The deep problem with most state universities is that they are run in such a way as to represent the “interests” of the people.
After all, the people want to pay barely anything for tuition, want a top notch research university, want competitive sports teams at those universities, and then want everyone and anyone to get into these places and succeed. This utterly unrealistic set of demands is populism at its best.
However, as commentators from Plato to the Federalist have noted, the popular will is rarely directly instantiated by the people. In our modern democracy, the people make their opinions known, and the opinion creates a climate where any and all standards are shaped by them knowingly or unknowingly. I submit the few who control the Board of Governors and the administration at Rutgers are elites in the sense that they are the inheritors and preservers of this climate.
Take note of the culture that’s destroyed Rutgers, a culture where every decision about education is put in terms that would better describe a business.

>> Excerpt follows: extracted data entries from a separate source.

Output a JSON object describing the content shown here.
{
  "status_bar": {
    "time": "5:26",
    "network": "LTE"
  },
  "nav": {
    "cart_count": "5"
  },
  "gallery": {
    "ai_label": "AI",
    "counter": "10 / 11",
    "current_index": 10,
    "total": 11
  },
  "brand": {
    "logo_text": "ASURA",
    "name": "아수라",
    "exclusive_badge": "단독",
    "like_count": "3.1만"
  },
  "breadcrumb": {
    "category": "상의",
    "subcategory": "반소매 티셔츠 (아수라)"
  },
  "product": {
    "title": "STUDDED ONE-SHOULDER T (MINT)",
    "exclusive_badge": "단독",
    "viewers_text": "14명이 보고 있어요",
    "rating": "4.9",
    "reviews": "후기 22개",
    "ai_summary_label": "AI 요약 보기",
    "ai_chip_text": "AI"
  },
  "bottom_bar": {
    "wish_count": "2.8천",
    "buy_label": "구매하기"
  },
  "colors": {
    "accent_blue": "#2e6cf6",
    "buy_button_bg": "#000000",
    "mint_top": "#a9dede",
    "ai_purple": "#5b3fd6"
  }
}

The culture of obsessing over money, success, “being number 1” in an academic discipline (stop laughing, I had to stop laughing years ago when I went to this awful school), and, of course, providing remedial instruction to people who are little better than criminals – this culture stems from the only way the lowest common denominator can conceive of the good.

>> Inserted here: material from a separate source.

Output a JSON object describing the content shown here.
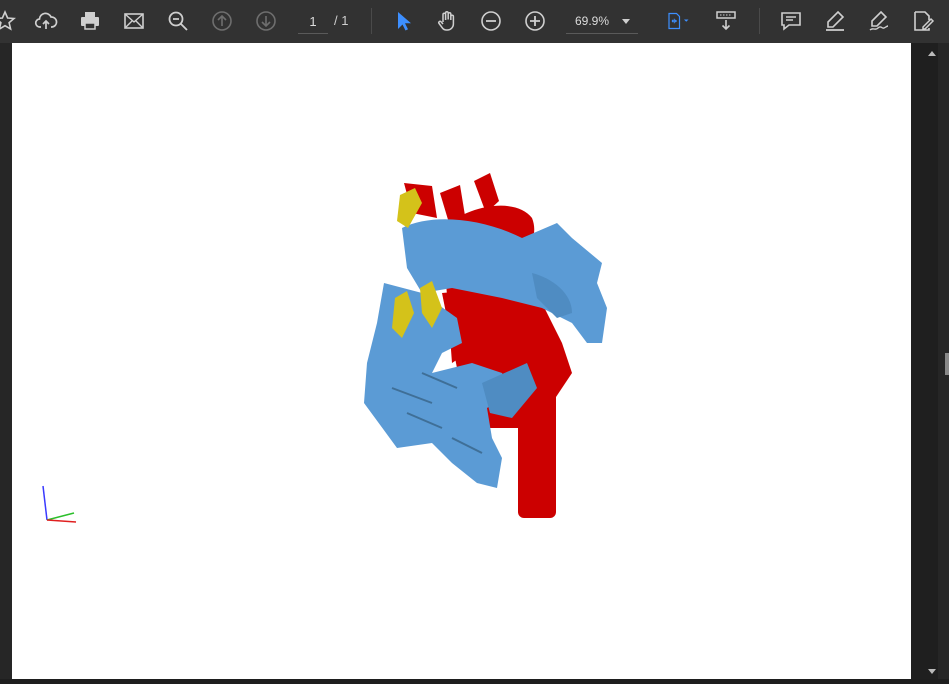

You can argue, and you would be right, that the “lowest common denominator” is not necessarily “the people.” That’s absolutely true – that’s why there’s hope for fixing Rutgers, that’s why people who do know better can communicate and trust others with their words. People do desire the good, when they care.
The reason why the “lowest common denominator” has come into play, making “the people” more expansive and more vicious than ever before, is because truth be told, people in New Jersey don’t care about education. They care about rankings, they care about money, they care about what they think they need to survive.
And yeah, the consequences are severe, quite obviously.